During an interview on 6/12/25 at 9:30 a.m., with the CNO, the CNO stated it was her expectation that staff follow all corporate policies and sticker residue should have been removed.
During a concurrent interview and document review on 6/12/25 at 10:25 a.m., with the IPD, the IDP shared a flyer titled "Did You Know", dated June 2025. The document stated "Recent surveys and departmental audits have identified the need for increased attention to peeling or deteriorating stickers and labels across our facilities. Sticky residue from labels and tape can interfere with the effective cleaning and sterilization. These items must be fully removed, including all adhesive residue." The IPD stated sticky tape residue was an infection control issue because sticky residue was "harder to clean and harbors infection". The IPD stated the surface beneath the sticky residue cannot be effectively cleaned.
During a review of the hospital's P&P titled, "Procedural Area Terminal Cleaning", dated 01/2024, the P&P indicated " ...V. PROCEDURE ...D. Examine walls for visible soil and disinfect as needed ..."
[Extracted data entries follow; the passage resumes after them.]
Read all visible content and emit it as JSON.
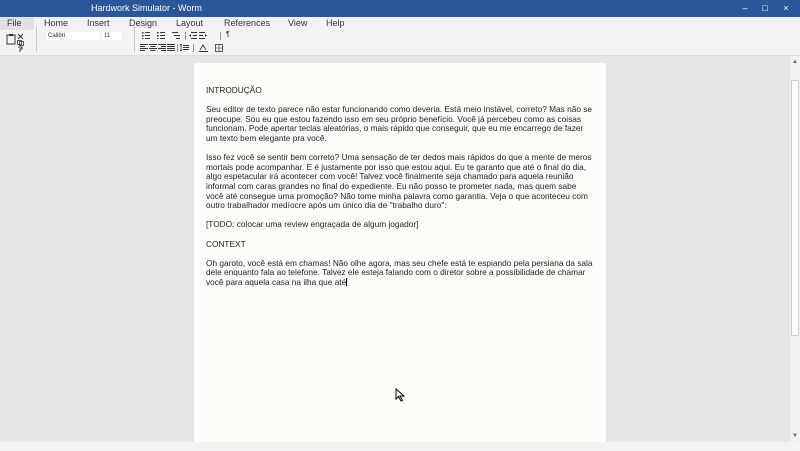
{
  "window": {
    "title": "Hardwork Simulator - Worm",
    "minimize_icon": "–",
    "maximize_icon": "□",
    "close_icon": "×"
  },
  "menu": {
    "file": "File",
    "home": "Home",
    "insert": "Insert",
    "design": "Design",
    "layout": "Layout",
    "references": "References",
    "view": "View",
    "help": "Help"
  },
  "ribbon": {
    "font_name": "Calibri",
    "font_size": "11",
    "pilcrow": "¶"
  },
  "document": {
    "heading1": "INTRODUÇÃO",
    "para1": "Seu editor de texto parece não estar funcionando como deveria. Está meio instável, correto? Mas não se preocupe. Sou eu que estou fazendo isso em seu próprio benefício. Você já percebeu como as coisas funcionam. Pode apertar teclas aleatórias, o mais rápido que conseguir, que eu me encarrego de fazer um texto bem elegante pra você.",
    "para2": "Isso fez você se sentir bem correto? Uma sensação de ter dedos mais rápidos do que a mente de meros mortais pode acompanhar. E é justamente por isso que estou aqui. Eu te garanto que até o final do dia, algo espetacular irá acontecer com você! Talvez você finalmente seja chamado para aquela reunião informal com caras grandes no final do expediente. Eu não posso te prometer nada, mas quem sabe você até consegue uma promoção? Não tome minha palavra como garantia. Veja o que aconteceu com outro trabalhador medíocre após um único dia de \"trabalho duro\":",
    "todo": "[TODO: colocar uma review engraçada de algum jogador]",
    "heading2": "CONTEXT",
    "para3": "Oh garoto, você está em chamas! Não olhe agora, mas seu chefe está te espiando pela persiana da sala dele enquanto fala ao telefone. Talvez ele esteja falando com o diretor sobre a possibilidade de chamar você para aquela casa na ilha que até"
  },
  "icons": {
    "paste": "paste-icon",
    "cut": "cut-icon",
    "copy": "copy-icon",
    "format_painter": "format-painter-icon",
    "cursor": "mouse-cursor-icon"
  }
}
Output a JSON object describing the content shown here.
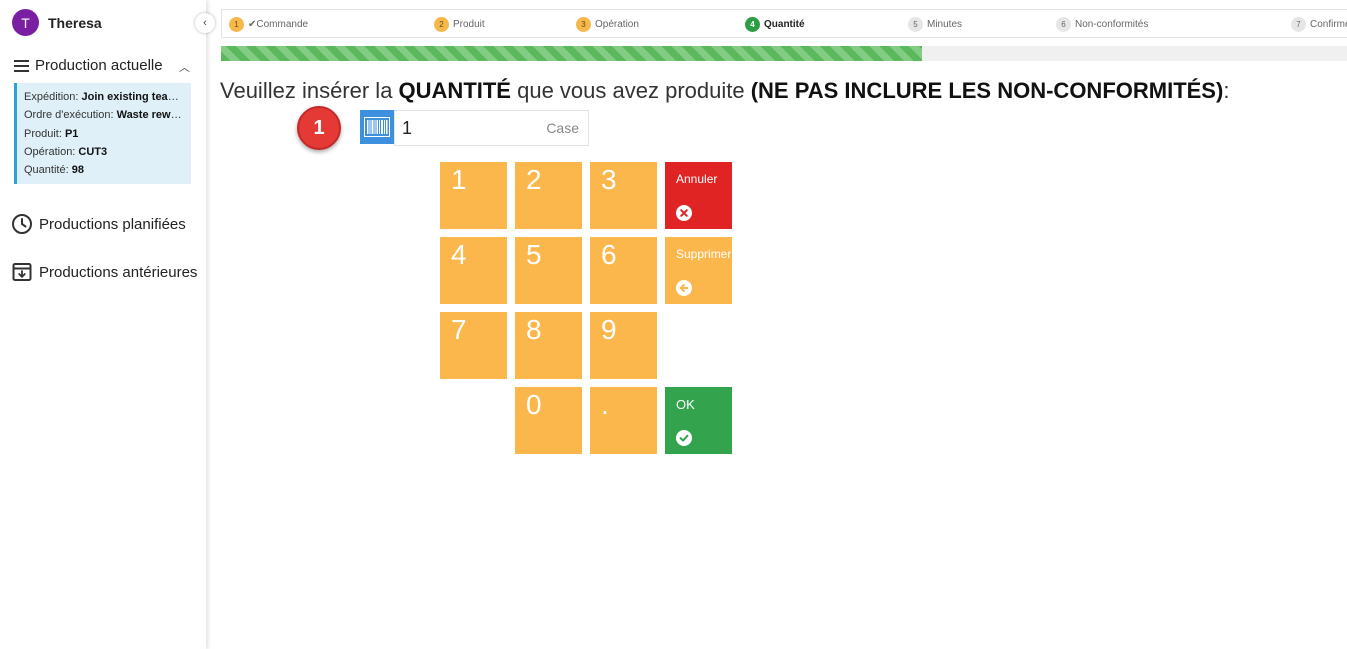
{
  "user": {
    "initial": "T",
    "name": "Theresa"
  },
  "sidebar": {
    "current_title": "Production actuelle",
    "info": [
      {
        "label": "Expédition: ",
        "value": "Join existing team…"
      },
      {
        "label": "Ordre d'exécution: ",
        "value": "Waste rewo…"
      },
      {
        "label": "Produit: ",
        "value": "P1"
      },
      {
        "label": "Opération: ",
        "value": "CUT3"
      },
      {
        "label": "Quantité: ",
        "value": "98"
      }
    ],
    "planned_label": "Productions planifiées",
    "previous_label": "Productions antérieures"
  },
  "steps": [
    {
      "num": "1",
      "label": "✔Commande",
      "state": "done"
    },
    {
      "num": "2",
      "label": "Produit",
      "state": "done"
    },
    {
      "num": "3",
      "label": "Opération",
      "state": "done"
    },
    {
      "num": "4",
      "label": "Quantité",
      "state": "active"
    },
    {
      "num": "5",
      "label": "Minutes",
      "state": "todo"
    },
    {
      "num": "6",
      "label": "Non-conformités",
      "state": "todo"
    },
    {
      "num": "7",
      "label": "Confirme",
      "state": "todo"
    }
  ],
  "progress": {
    "percent": 62
  },
  "prompt": {
    "part1": "Veuillez insérer la ",
    "bold1": "QUANTITÉ",
    "part2": " que vous avez produite ",
    "bold2": "(NE PAS INCLURE LES NON-CONFORMITÉS)",
    "part3": ":"
  },
  "badge": "1",
  "quantity": {
    "value": "1",
    "unit": "Case"
  },
  "keypad": {
    "digits": [
      "1",
      "2",
      "3",
      "4",
      "5",
      "6",
      "7",
      "8",
      "9",
      "0",
      "."
    ],
    "cancel_label": "Annuler",
    "delete_label": "Supprimer",
    "ok_label": "OK"
  },
  "colors": {
    "accent": "#2e9e44",
    "numpad": "#fbb74b",
    "cancel": "#e02424",
    "ok": "#33a34d",
    "avatar": "#7b1fa2"
  }
}
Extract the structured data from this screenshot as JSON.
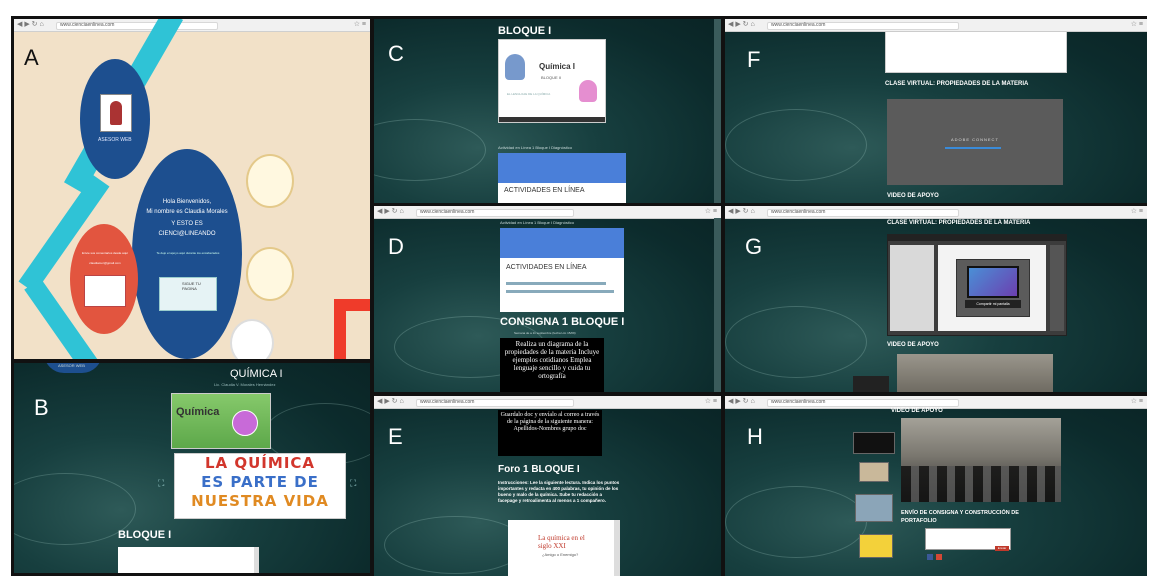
{
  "panels": {
    "a": {
      "letter": "A",
      "url": "www.cienciaenlinea.com",
      "title_line1": "Hola Bienvenidos,",
      "title_line2": "Mi nombre es Claudia Morales",
      "title_line3": "Y ESTO ES",
      "title_line4": "CIENCI@LINEANDO",
      "subtitle": "Te dejo el apoyo aquí durante los encabezados",
      "profile_label": "ASESOR WEB",
      "contact_title": "Envíe sus comentarios desde aquí",
      "contact_email": "claudiamor@gmail.com",
      "bubble_text": "SIGUE TU PAGINA"
    },
    "b": {
      "letter": "B",
      "header": "QUÍMICA I",
      "sub": "Lic. Claudia V. Morales Hernández",
      "quimica_label": "Química",
      "banner_line1": "LA QUÍMICA",
      "banner_line2": "ES PARTE DE",
      "banner_line3": "NUESTRA VIDA",
      "bloque": "BLOQUE I",
      "footer_text": "ASESOR WEB"
    },
    "c": {
      "letter": "C",
      "bloque": "BLOQUE I",
      "slide_title": "Química I",
      "slide_sub": "BLOQUE II",
      "slide_caption": "EL LENGUAJE DE LA QUÍMICA",
      "activity_caption": "Actividad en Línea 1 Bloque I Diagnóstico",
      "card_label": "ACTIVIDADES EN LÍNEA"
    },
    "d": {
      "letter": "D",
      "url": "www.cienciaenlinea.com",
      "top_caption": "Actividad en Línea 1 Bloque I Diagnóstico",
      "card_label": "ACTIVIDADES EN LÍNEA",
      "consigna": "CONSIGNA 1 BLOQUE I",
      "consigna_date": "Semana de a 11 septiembre (fecha Lim 15/09)",
      "box_text": "Realiza un diagrama de la propiedades de la materia Incluye ejemplos cotidianos Emplea lenguaje sencillo y cuida tu ortografía"
    },
    "e": {
      "letter": "E",
      "url": "www.cienciaenlinea.com",
      "box_text": "Guardalo doc y envíalo al correo a través de la página de la siguiente manera: Apellidos-Nombres grupo doc",
      "foro": "Foro 1 BLOQUE I",
      "instructions": "Instrucciones: Lee la siguiente lectura. Indica los puntos importantes y redacta en 400 palabras, tu opinión de los bueno y malo de la química. Sube tu redacción a facepage y retroalimenta al menos a 1 compañero.",
      "doc_title": "La química en el siglo XXI",
      "doc_sub": "¿Amigo o Enemigo?"
    },
    "f": {
      "letter": "F",
      "url": "www.cienciaenlinea.com",
      "clase": "CLASE VIRTUAL:  PROPIEDADES  DE LA MATERIA",
      "connect": "ADOBE CONNECT",
      "video": "VIDEO DE APOYO"
    },
    "g": {
      "letter": "G",
      "url": "www.cienciaenlinea.com",
      "clase": "CLASE VIRTUAL:  PROPIEDADES  DE LA MATERIA",
      "video": "VIDEO DE APOYO",
      "dialog_btn": "Compartir mi pantalla"
    },
    "h": {
      "letter": "H",
      "url": "www.cienciaenlinea.com",
      "video": "VIDEO DE APOYO",
      "envio_line1": "ENVÍO DE CONSIGNA Y CONSTRUCCIÓN DE",
      "envio_line2": "PORTAFOLIO",
      "submit": "Enviar"
    }
  },
  "colors": {
    "teal_dark": "#0c2b2c",
    "beige": "#f2e1c8",
    "navy": "#1d4f8f",
    "coral": "#e2553f",
    "cyan": "#2fc3d6"
  }
}
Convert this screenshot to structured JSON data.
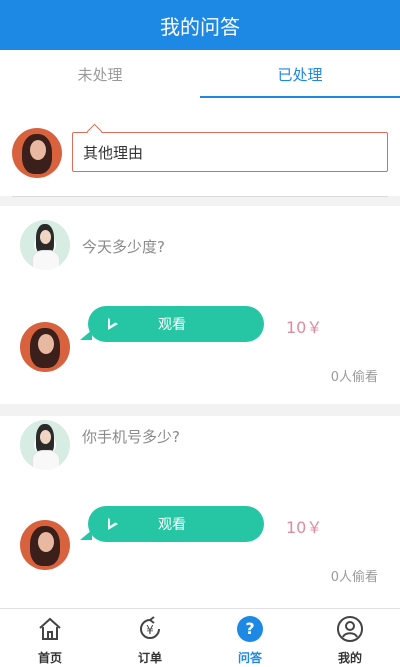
{
  "header": {
    "title": "我的问答"
  },
  "tabs": [
    {
      "label": "未处理"
    },
    {
      "label": "已处理"
    }
  ],
  "reason": {
    "text": "其他理由"
  },
  "items": [
    {
      "question": "今天多少度?",
      "watch_label": "观看",
      "price": "10￥",
      "peek": "0人偷看"
    },
    {
      "question": "你手机号多少?",
      "watch_label": "观看",
      "price": "10￥",
      "peek": "0人偷看"
    }
  ],
  "bottom_nav": [
    {
      "label": "首页",
      "icon": "home-icon"
    },
    {
      "label": "订单",
      "icon": "order-icon"
    },
    {
      "label": "问答",
      "icon": "question-icon"
    },
    {
      "label": "我的",
      "icon": "profile-icon"
    }
  ],
  "colors": {
    "primary": "#1e88e5",
    "bubble": "#26c6a4",
    "price": "#e08a9f",
    "reason_border": "#e06b5a"
  }
}
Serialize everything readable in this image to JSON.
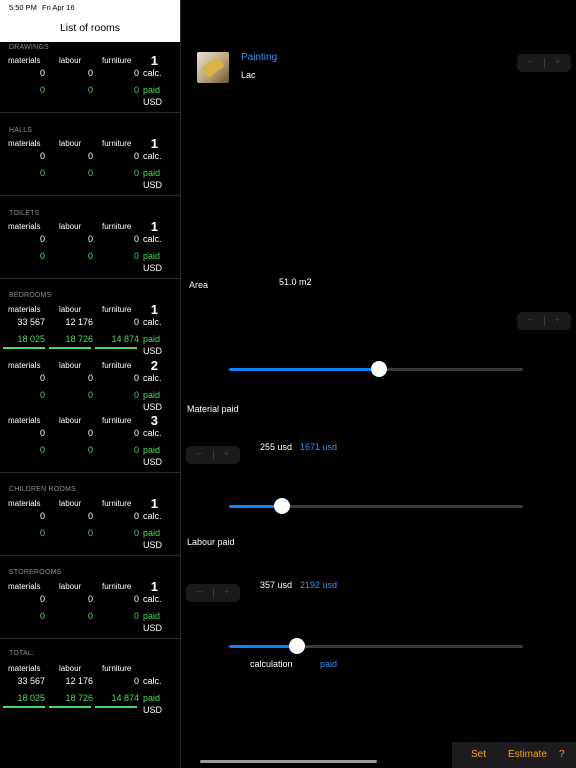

During a review of the hospital's P&P titled, "Infection Prevention Plan - [Name of Hospital System], dated 2/27/27, the P&P indicated "III GOAL A. The goal of [Name of Hospital System] Infection Prevention Program is to minimize the risk of acquiring and transmitting healthcare associated infections (HAI)/infectious diseases to patients, employees, medical staff, residents, volunteers, contractors, students, and visitors. The overall goals of [Name of Hospital System] Infection Prevention program include ...2. Limited unprotected exposures to pathogens. 3. Limiting the transmission of infections associated with procedures. 4. Limiting the transmission of infections associated with the use of medical equipment, devices, and supplies. 5. Improving compliance with hand hygiene guidelines ...VIII. Responsibility A. Final responsibility for quality patient care resides with the Board of Trustees. Responsibility for infection prevention is delegated through the Medical Staff Office to the Infection Prevention Committee. The Infection Preventionist operate under direction of the Infection Prevention Committee and the Quality Management Department ..."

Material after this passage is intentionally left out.